Beta blockers are used to treat and manage hypertension to lower high blood pressure. Blood pressure is the force needed to pump blood around the body. Blood pressure measurements are divided into systolic pressure, which is when the heart contracts forcing blood out into the arteries, and diastolic when the heart rests and fills with blood. Hypertension is high blood pressure at rest and causes reduced blood flow, increases the force needed to pump blood around the body, increases workload on the heart and increases oxygen demand. This can cause damage to blood vessels as well as end organ tissue damage to the kidneys, eyes and nerves. Hypertension also increases risk of cardiovascular disease, including stroke and heart attack.
Beta blockers are used to treat and manage several cardiovascular conditions, including:
- Angina, which is caused by narrowing of the arteries that supply the heart (coronary arteries) reducing blood flow to the heart and causing symptoms like discomfort or pain in the chest and breathlessness on exertion.

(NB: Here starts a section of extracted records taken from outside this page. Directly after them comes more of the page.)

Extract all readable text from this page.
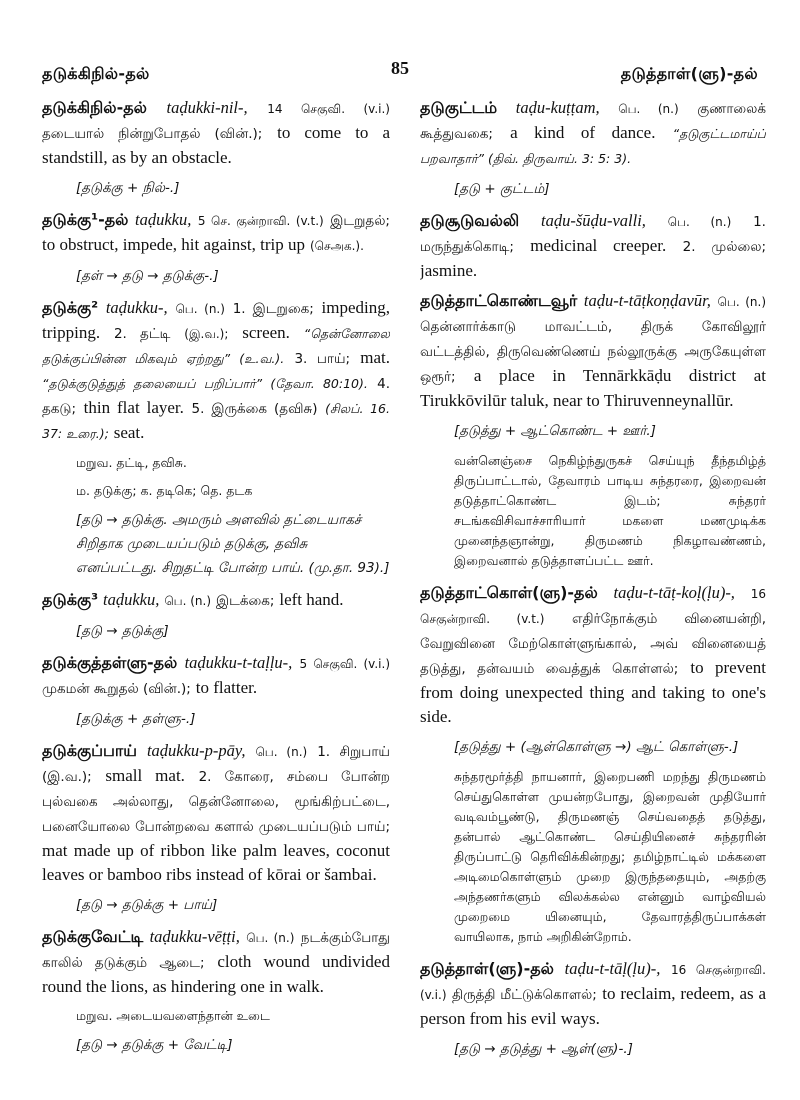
தடுக்கிநில்-தல்	85	தடுத்தாள்(ளு)-தல்
தடுக்கிநில்-தல் taḍukki-nil-, 14 செகுவி. (v.i.) தடையால் நின்றுபோதல் (வின்.); to come to a standstill, as by an obstacle.
[தடுக்கு + நில்-.]
தடுக்கு¹-தல் taḍukku, 5 செ. குன்றாவி. (v.t.) இடறுதல்; to obstruct, impede, hit against, trip up (செஅக.).
[தள் → தடு → தடுக்கு-.]
தடுக்கு² taḍukku-, பெ. (n.) 1. இடறுகை; impeding, tripping. 2. தட்டி (இ.வ.); screen. “தென்னோலை தடுக்குப்பின்ன மிகவும் ஏற்றது” (உ.வ.). 3. பாய்; mat. “தடுக்குடுத்துத் தலையைப் பறிப்பார்” (தேவா. 80:10). 4. தகடு; thin flat layer. 5. இருக்கை (தவிசு) (சிலப். 16. 37: உரை.); seat.
மறுவ. தட்டி, தவிசு.
ம. தடுக்கு; க. தடிகெ; தெ. தடக
[தடு → தடுக்கு. அமரும் அளவில் தட்டையாகச் சிறிதாக முடையப்படும் தடுக்கு, தவிசு எனப்பட்டது. சிறுதட்டி போன்ற பாய். (மு.தா. 93).]
தடுக்கு³ taḍukku, பெ. (n.) இடக்கை; left hand.
[தடு → தடுக்கு]
தடுக்குத்தள்ளு-தல் taḍukku-t-taḷḷu-, 5 செகுவி. (v.i.) முகமன் கூறுதல் (வின்.); to flatter.
[தடுக்கு + தள்ளு-.]
தடுக்குப்பாய் taḍukku-p-pāy, பெ. (n.) 1. சிறுபாய் (இ.வ.); small mat. 2. கோரை, சம்பை போன்ற புல்வகை அல்லாது, தென்னோலை, மூங்கிற்பட்டை, பனையோலை போன்றவை களால் முடையப்படும் பாய்; mat made up of ribbon like palm leaves, coconut leaves or bamboo ribs instead of kōrai or šambai.
[தடு → தடுக்கு + பாய்]
தடுக்குவேட்டி taḍukku-vēṭṭi, பெ. (n.) நடக்கும்போது காலில் தடுக்கும் ஆடை; cloth wound undivided round the lions, as hindering one in walk.
மறுவ. அடையவளைந்தான் உடை
[தடு → தடுக்கு + வேட்டி]
தடுகுட்டம் taḍu-kuṭṭam, பெ. (n.) குணாலைக் கூத்துவகை; a kind of dance. “தடுகுட்டமாய்ப் பறவாதார்” (திவ். திருவாய். 3: 5: 3).
[தடு + குட்டம்]
தடுசூடுவல்லி taḍu-šūḍu-valli, பெ. (n.) 1. மருந்துக்கொடி; medicinal creeper. 2. முல்லை; jasmine.
தடுத்தாட்கொண்டவூர் taḍu-t-tāṭkoṇḍavūr, பெ. (n.) தென்னார்க்காடு மாவட்டம், திருக் கோவிலூர் வட்டத்தில், திருவெண்ணெய் நல்லூருக்கு அருகேயுள்ள ஒரூர்; a place in Tennārkkāḍu district at Tirukkōvilūr taluk, near to Thiruvenneynallūr.
[தடுத்து + ஆட்கொண்ட + ஊர்.]
வன்னெஞ்சை நெகிழ்ந்துருகச் செய்யுந் தீந்தமிழ்த் திருப்பாட்டால், தேவாரம் பாடிய சுந்தரரை, இறைவன் தடுத்தாட்கொண்ட இடம்; சுந்தரர் சடங்கவிசிவாச்சாரியார் மகளை மணமுடிக்க முனைந்தஞான்று, திருமணம் நிகழாவண்ணம், இறைவனால் தடுத்தாளப்பட்ட ஊர்.
தடுத்தாட்கொள்(ளு)-தல் taḍu-t-tāṭ-koḷ(ḷu)-, 16 செகுன்றாவி. (v.t.) எதிர்நோக்கும் வினையன்றி, வேறுவினை மேற்கொள்ளுங்கால், அவ் வினையைத் தடுத்து, தன்வயம் வைத்துக் கொள்ளல்; to prevent from doing unexpected thing and taking to one's side.
[தடுத்து + (ஆள்கொள்ளு →) ஆட் கொள்ளு-.]
சுந்தரமூர்த்தி நாயனார், இறைபணி மறந்து திருமணம் செய்துகொள்ள முயன்றபோது, இறைவன் முதியோர் வடிவம்பூண்டு, திருமணஞ் செய்வதைத் தடுத்து, தன்பால் ஆட்கொண்ட செய்தியினைச் சுந்தரரின் திருப்பாட்டு தெரிவிக்கின்றது; தமிழ்நாட்டில் மக்களை அடிமைகொள்ளும் முறை இருந்ததையும், அதற்கு அந்தணர்களும் விலக்கல்ல என்னும் வாழ்வியல் முறைமை யினையும், தேவாரத்திருப்பாக்கள் வாயிலாக, நாம் அறிகின்றோம்.
தடுத்தாள்(ளு)-தல் taḍu-t-tāḷ(ḷu)-, 16 செகுன்றாவி. (v.i.) திருத்தி மீட்டுக்கொளல்; to reclaim, redeem, as a person from his evil ways.
[தடு → தடுத்து + ஆள்(ளு)-.]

- Heart failure, which is inefficient pumping of the heart so that it cannot maintain an adequate circulation of blood and is due to weakened heart muscle caused by a previous heart attack, high blood pressure or an enlarged heart (cardiomyopathy). Symptoms include oedema (fluid in the tissues) and breathlessness.
- Irregular heart beat also known as dysrhythmia or arrhythmia, which is due to abnormal electrical activity to the heart resulting in a heart beat that is too fast or slow or irregular. It has several known causes, including high blood pressure or heart disease, with symptoms including heart palpitations and shortness of breath.
- Heart attack (myocardial infarction), which is when blood flow to the heart is blocked and the heart muscle does not get enough oxygen so that cells begin to die. Beta blockers can help prevent serious damage to the heart during early stages of acute myocardial infarction and can help with prevention of further heart attacks.
How do beta blockers work?
Beta blockers work by binding to beta adrenergic receptors in the heart blocking the action of chemicals like adrenaline that are released by the adrenal glands in response to nerve stimulation during physical and mental stress. Adrenaline stimulates increased heart rate and constriction (narrowing) of blood vessels and beta blockers reverse this action to slow heart rate, dilate (widen) blood vessels, lower blood pressure, and increase blood flow and oxygen to the heart. Several beta blockers are available, including the cardioselective beta 1 receptor blockers atenolol, metoprolol, carvedilol; also nadolol, which is non-selective and also binds to beta 2 receptors in the bronchial smooth muscle in the lungs and vascular smooth muscle.